O vice-presidente Hamilton Mourão reiterou críticas ao orçamento secreto, esquema de pagamento de emendas parlamentares revelado em série de reportagens do Estadão. Em entrevista ao UOL, nesta quarta-feira, 17, Mourão chamou o mecanismo de "manobra orçamentária em benefício daqueles que apoiam o governo". O vice afirmou, ainda, que o Orçamento público vem sendo "sequestrado" pelo Legislativo nos últimos anos.
Há uma semana, na contramão do presidente Jair Bolsonaro, Mourão já havia defendido a decisão do Supremo Tribunal Federal (STF) de suspender o orçamento secreto por ferir "princípios da administração pública, de legalidade, de impessoalidade, moralidade, publicidade e eficiência".
A modalidade de repasse de verbas para redutos eleitorais dos parlamentares permitiu ao relator-geral do Orçamento o poder de transferir as emendas do tipo RP9 para aliados do governo, sem critérios de transparência. O esquema intensificou o "toma lá, dá cá" em troca do apoio a Bolsonaro no Congresso.
Mourão negou, porém, que o orçamento secreto seja um escândalo semelhante ao do mensalão. "É totalmente diferente", disse ele, na entrevista. "O mensalão era dinheiro, como dizia (...) Quando eu morei na Venezuela, eu era adido militar lá, havia o auxiliar do adido da República Dominicana que dizia que o Hugo Chávez comprava os parlamentares a "billete limpio". Ou seja, colocava o dinheiro na mão", afirmou o general.
Para Mourão, o Orçamento é há tempos "sequestrado" no Congresso. "Essa questão da negociação se arrasta dentro desse nosso presidencialismo de coalizão. Só que uma camisa de força vem sendo colocada no governo pouco a pouco", disse o vice-presidente. "Primeiro, no governo da presidente Dilma, na situação de desvantagem em que ela estava no Congresso, as emendas passaram a ser impositivas. Depois, o presidente Temer enfrentou outra situação desvantajosa e foram as emendas de bancada. Agora, as emendas de relator".
Em outro distanciamento em relação a Bolsonaro, Mourão também se disse contrário à privatização da Petrobras. "Não acho que seja a solução", observou ele.
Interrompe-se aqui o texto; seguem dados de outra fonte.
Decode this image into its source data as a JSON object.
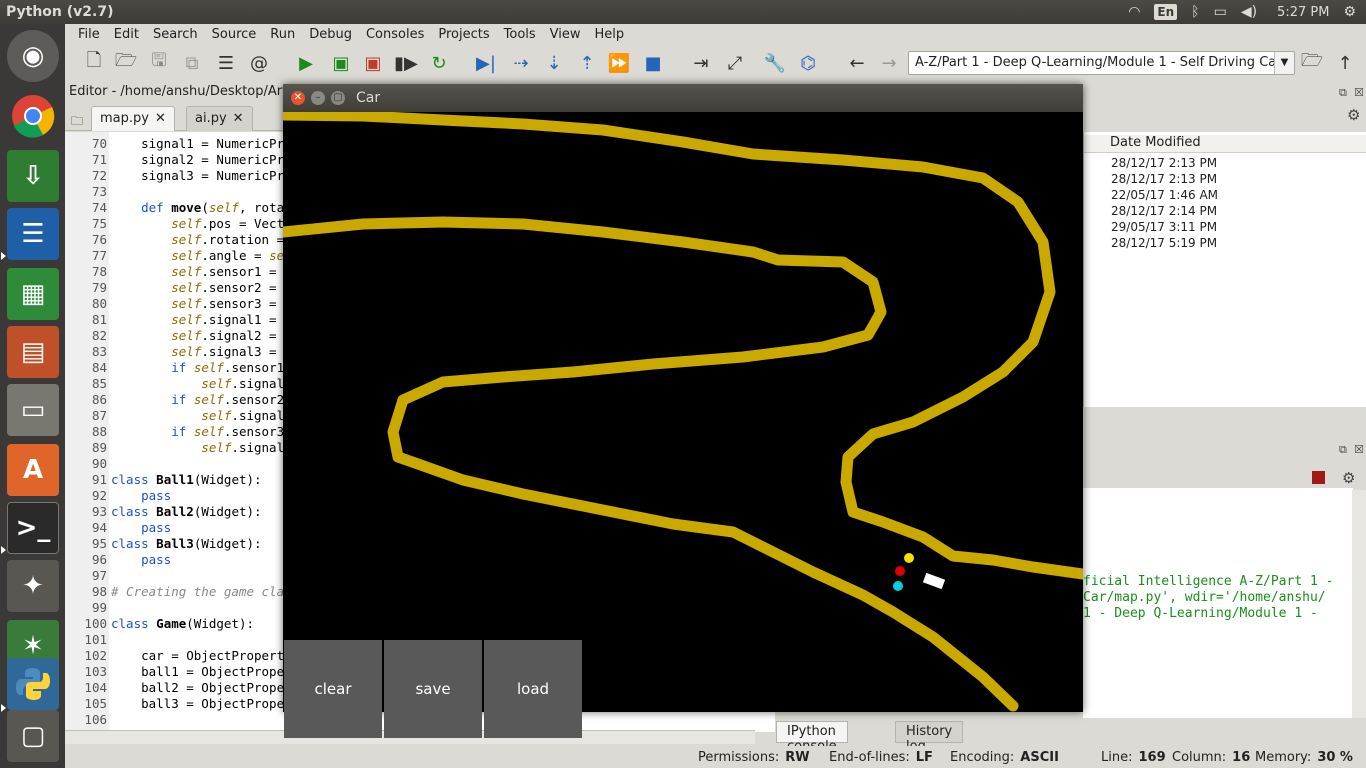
{
  "topbar": {
    "title": "Python (v2.7)",
    "lang": "En",
    "time": "5:27 PM"
  },
  "menu": [
    "File",
    "Edit",
    "Search",
    "Source",
    "Run",
    "Debug",
    "Consoles",
    "Projects",
    "Tools",
    "View",
    "Help"
  ],
  "toolbar": {
    "working_dir": "A-Z/Part 1 - Deep Q-Learning/Module 1 - Self Driving Car"
  },
  "editor": {
    "title": "Editor - /home/anshu/Desktop/Artifi",
    "tabs": [
      {
        "label": "map.py"
      },
      {
        "label": "ai.py"
      }
    ],
    "line_numbers": [
      "70",
      "71",
      "72",
      "73",
      "74",
      "75",
      "76",
      "77",
      "78",
      "79",
      "80",
      "81",
      "82",
      "83",
      "84",
      "85",
      "86",
      "87",
      "88",
      "89",
      "90",
      "91",
      "92",
      "93",
      "94",
      "95",
      "96",
      "97",
      "98",
      "99",
      "100",
      "101",
      "102",
      "103",
      "104",
      "105",
      "106"
    ]
  },
  "files": {
    "header": "Date Modified",
    "rows": [
      "28/12/17 2:13 PM",
      "28/12/17 2:13 PM",
      "22/05/17 1:46 AM",
      "28/12/17 2:14 PM",
      "29/05/17 3:11 PM",
      "28/12/17 5:19 PM"
    ]
  },
  "console": {
    "lines": [
      "ficial Intelligence A-Z/Part 1 -",
      "Car/map.py', wdir='/home/anshu/",
      "1 - Deep Q-Learning/Module 1 -"
    ],
    "tabs": [
      "IPython console",
      "History log"
    ]
  },
  "status": {
    "permissions_label": "Permissions:",
    "permissions": "RW",
    "eol_label": "End-of-lines:",
    "eol": "LF",
    "encoding_label": "Encoding:",
    "encoding": "ASCII",
    "line_label": "Line:",
    "line": "169",
    "column_label": "Column:",
    "column": "16",
    "memory_label": "Memory:",
    "memory": "30 %"
  },
  "car_window": {
    "title": "Car",
    "buttons": {
      "clear": "clear",
      "save": "save",
      "load": "load"
    }
  },
  "colors": {
    "road": "#c9a800",
    "ball_yellow": "#f5e000",
    "ball_red": "#e00000",
    "ball_cyan": "#00d0e0",
    "car": "#ffffff"
  }
}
O vice detalhou os motivos para o salto nos preços dos combustíveis, como o valor do barril de petróleo no exterior e a desvalorização do real. "O presidente tem de entender como se constrói esse preço", avaliou Mourão.
Bolsonaro costuma jogar a culpa do valor da gasolina e do diesel no colo do ICMS cobrado dos governadores e, mais recentemente, também na política de preços da Petrobras.
Eleições 2022
Mourão também afirmou que o ex-ministro da Justiça Sergio Moro, inimigo político do governo, é alguém com "luz própria" e o principal candidato da chamada terceira via para disputar o Palácio do Planalto em 2022. "Doutor Sergio Moro tem luz própria. Eu vejo ele (sic) hoje como a principal candidatura da chamada terceira via, mas vai depender de ele empolgar a massa", avaliou Mourão sobre o cenário eleitoral. "Ele tira (voto) daquele eleitor do presidente Bolsonaro que ficou desgostoso com algumas atitudes do nosso governo."
Distante de Bolsonaro, Mourão destacou, ao final da entrevista, que o papel de vice-presidente no Brasil é, hoje, de uma "figura decorativa". "Agora, o presidente compreende perfeitamente que tem a minha lealdade. Então, ele não precisa temer nada de mim. Com todas as crises que foram vividas, acredito que, se eu fosse um político de outra estirpe, teria negociado ali dentro do Congresso um impeachment do presidente. Como eu não sou, ele sabe que tem essa situação tranquila", argumentou.
A expressão "vice decorativo" se tornou popular em 2015 após o então vice-presidente Michel Temer escrever uma carta para Dilma Rousseff, à época presidente da República, em tom de reclamação. Na mensagem, Temer disse que era um "vice decorativo". Os dois acabaram rompendo definitivamente e Dilma sofreu um impeachment.